La présente résolution se limite donc à la question des directives
anticipées, des testaments de vie et des procurations permanentes.
6. L’Assemblée parlementaire juge essentiel que des progrès rapides
soient faits dans ce domaine par les Etats membres, de manière à
ce que les droits humains et la dignité des personnes soient garantis
sur l’ensemble du continent.
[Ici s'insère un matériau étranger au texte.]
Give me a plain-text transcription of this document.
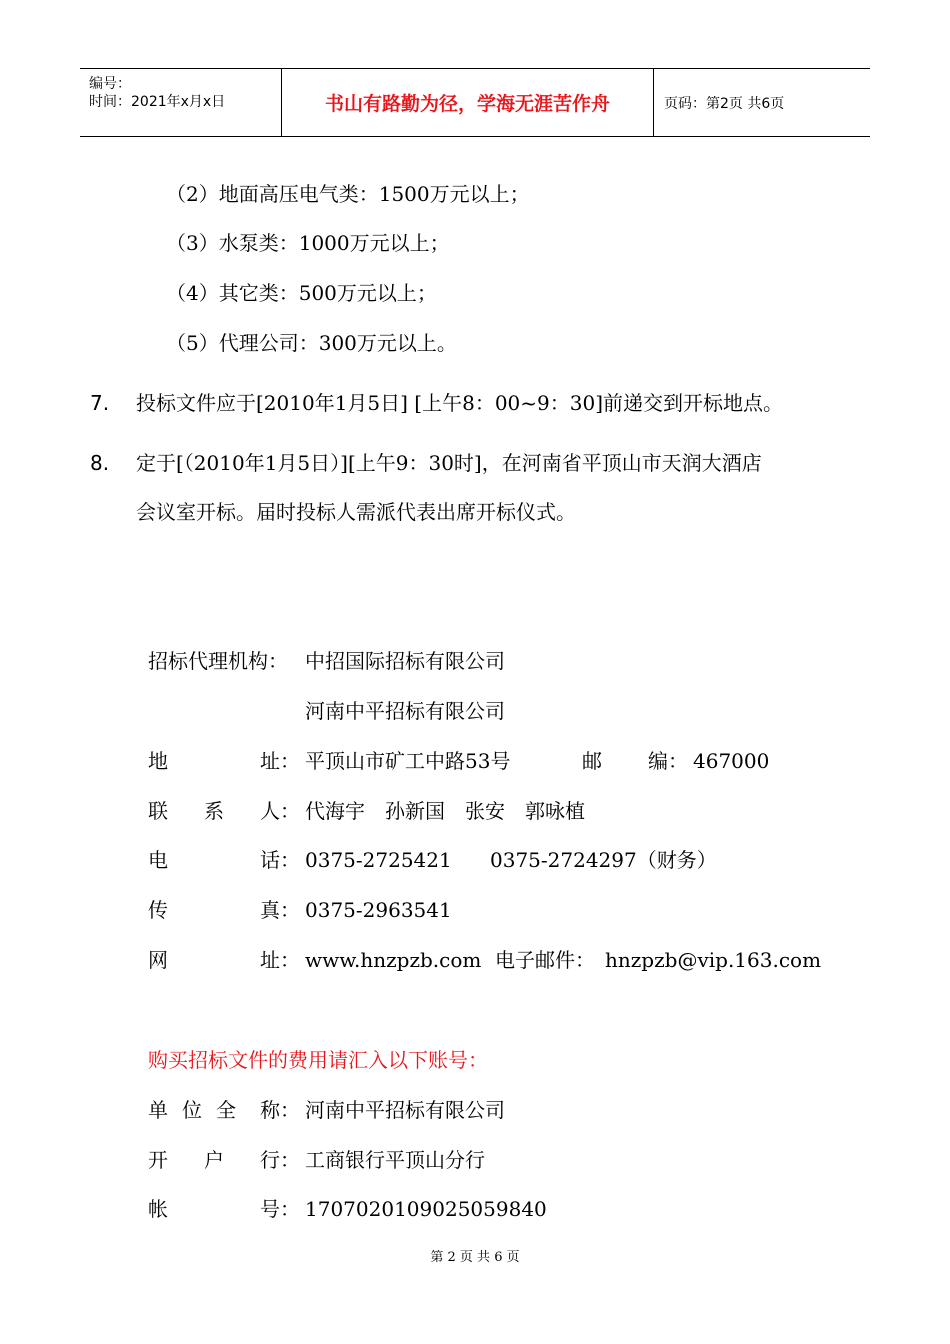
编号：
时间：2021年x月x日	书山有路勤为径，学海无涯苦作舟	页码：第2页 共6页
（2）地面高压电气类：1500万元以上；
（3）水泵类：1000万元以上；
（4）其它类：500万元以上；
（5）代理公司：300万元以上。
7. 投标文件应于[2010年1月5日] [上午8：00~9：30]前递交到开标地点。
8. 定于[（2010年1月5日）][上午9：30时]，在河南省平顶山市天润大酒店
会议室开标。届时投标人需派代表出席开标仪式。
招标代理机构： 中招国际招标有限公司
河南中平招标有限公司
地	址： 平顶山市矿工中路53号	邮 编： 467000
联 系 人： 代海宇　孙新国　张安　郭咏植
电	话： 0375-2725421 0375-2724297（财务）
传	真： 0375-2963541
网	址： www.hnzpzb.com 电子邮件： hnzpzb@vip.163.com
购买招标文件的费用请汇入以下账号：
单 位 全 称： 河南中平招标有限公司
开 户 行： 工商银行平顶山分行
帐	号： 1707020109025059840
第 2 页 共 6 页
Elle recommande donc aux Etats membres:
6.1. de signer, de ratifier et de
mettre pleinement en œuvre la Convention d’Oviedo, s’ils ne l’ont
pas déjà fait;
6.2. d’appliquer la Recommandation CM/Rec(2009)11 du Comité
des Ministres sur les principes concernant les procurations permanentes
et les directives anticipées ayant trait à l’incapacité;
6.3. de revoir, si nécessaire, leur législation à ce sujet
afin de l’améliorer s’il y a lieu:
6.3.1. pour les pays
n’ayant pas de législation spécifique en la matière, en établissant
une «feuille de route» pour se doter de dispositions législatives
en faveur de directives anticipées, de testaments de vie et/ou de
procurations permanentes, sur la base de la Convention d’Oviedo
et de la Recommandation CM/Rec(2009)11, en consultant toutes les
parties prenantes avant l’adoption de la législation au parlement
et en prévoyant, après son adoption, une campagne d’information
et de sensibilisation destinée au grand public, ainsi qu’aux professionnels
de la santé et du droit;
6.3.2. pour les pays ayant une législation spécifique en la matière,
en veillant à ce qu’elle respecte les normes pertinentes du Conseil
de l'Europe, et à ce que le grand public et les professionnels de
la santé et du droit aient une connaissance suffisante de cette
législation et l’utilisent en pratique.
7. L’Assemblée, rappelant sa Recommandation 1418 (1999) sur la
protection des droits de l’homme et de la dignité des malades incurables
et des mourants, recommande que les parlements nationaux, lorsqu’ils légifèrent
dans ce domaine, respectent les principes suivants, en complément
de ceux qui sont énoncés dans la Convention d’Oviedo et dans la
Recommandation CM/Rec(2009)11 du Comité des Ministres:
7.1. l’autodétermination des majeurs
capables en prévision de leur éventuelle incapacité future, par des
directives anticipées, des testaments de vie et/ou des procurations
permanentes, devrait être encouragée et avoir priorité sur les autres
mesures de protection;
7.2. les directives anticipées, les testaments de vie et/ou
les procurations permanentes devraient, en principe, se présenter
sous forme écrite et être pleinement pris en compte lorsqu’ils ont
été correctement validés et enregistrés (idéalement dans des registres
publics);
7.3. la fonction consistant à représenter l’intéressé devrait
pouvoir être exercée par deux personnes: l’une aurait procuration
permanente pour les biens de la personne et l’autre pour veiller
à sa santé et à son bien-être; il faudrait aussi prévoir la possibilité
qu’une autorité publique désigne un représentant, dans les cas où
l’intéressé n’en a pas désigné lui-même, si cela est dans l’intérêt
supérieur de l’intéressé;
7.4. les instructions préalables contenues dans des directives
anticipées et/ou des testaments de vie qui sont contraires à la
loi ou aux bonnes pratiques, ou bien celles qui ne correspondent
plus à la situation de fait telle que l’intéressé(e) l’avait prévue
au moment de la signature du document, ne devraient pas être applicables;
7.5. les directives anticipées, les testaments de vie et/ou
les procurations permanentes devraient être accessibles à tous;
il faudrait donc éviter les formulaires compliqués et les formalités
onéreuses;
7.6. les majeurs capables devraient être encouragés à revoir
leurs directives anticipées, testaments de vie et/ou procurations
permanentes à intervalles réguliers (par exemple une fois par an),
et ils devraient pouvoir les révoquer et/ou les modifier à tout
moment;
7.7. pour lutter contre les abus, il faudrait instaurer un
système de contrôle par lequel une autorité compétente serait habilitée
à enquêter et, si nécessaire, à intervenir, notamment dans les cas
où le mandataire n’agit pas conformément à la procuration permanente
ou dans l’intérêt du mandant;
7.8. il ne devrait pas être toléré que des décisions soient
prises par une personne subrogée qui se fonde sur des jugements
de valeur généraux; en cas de doute, la décision doit toujours se
prendre en faveur de la vie et de la prolongation de la vie.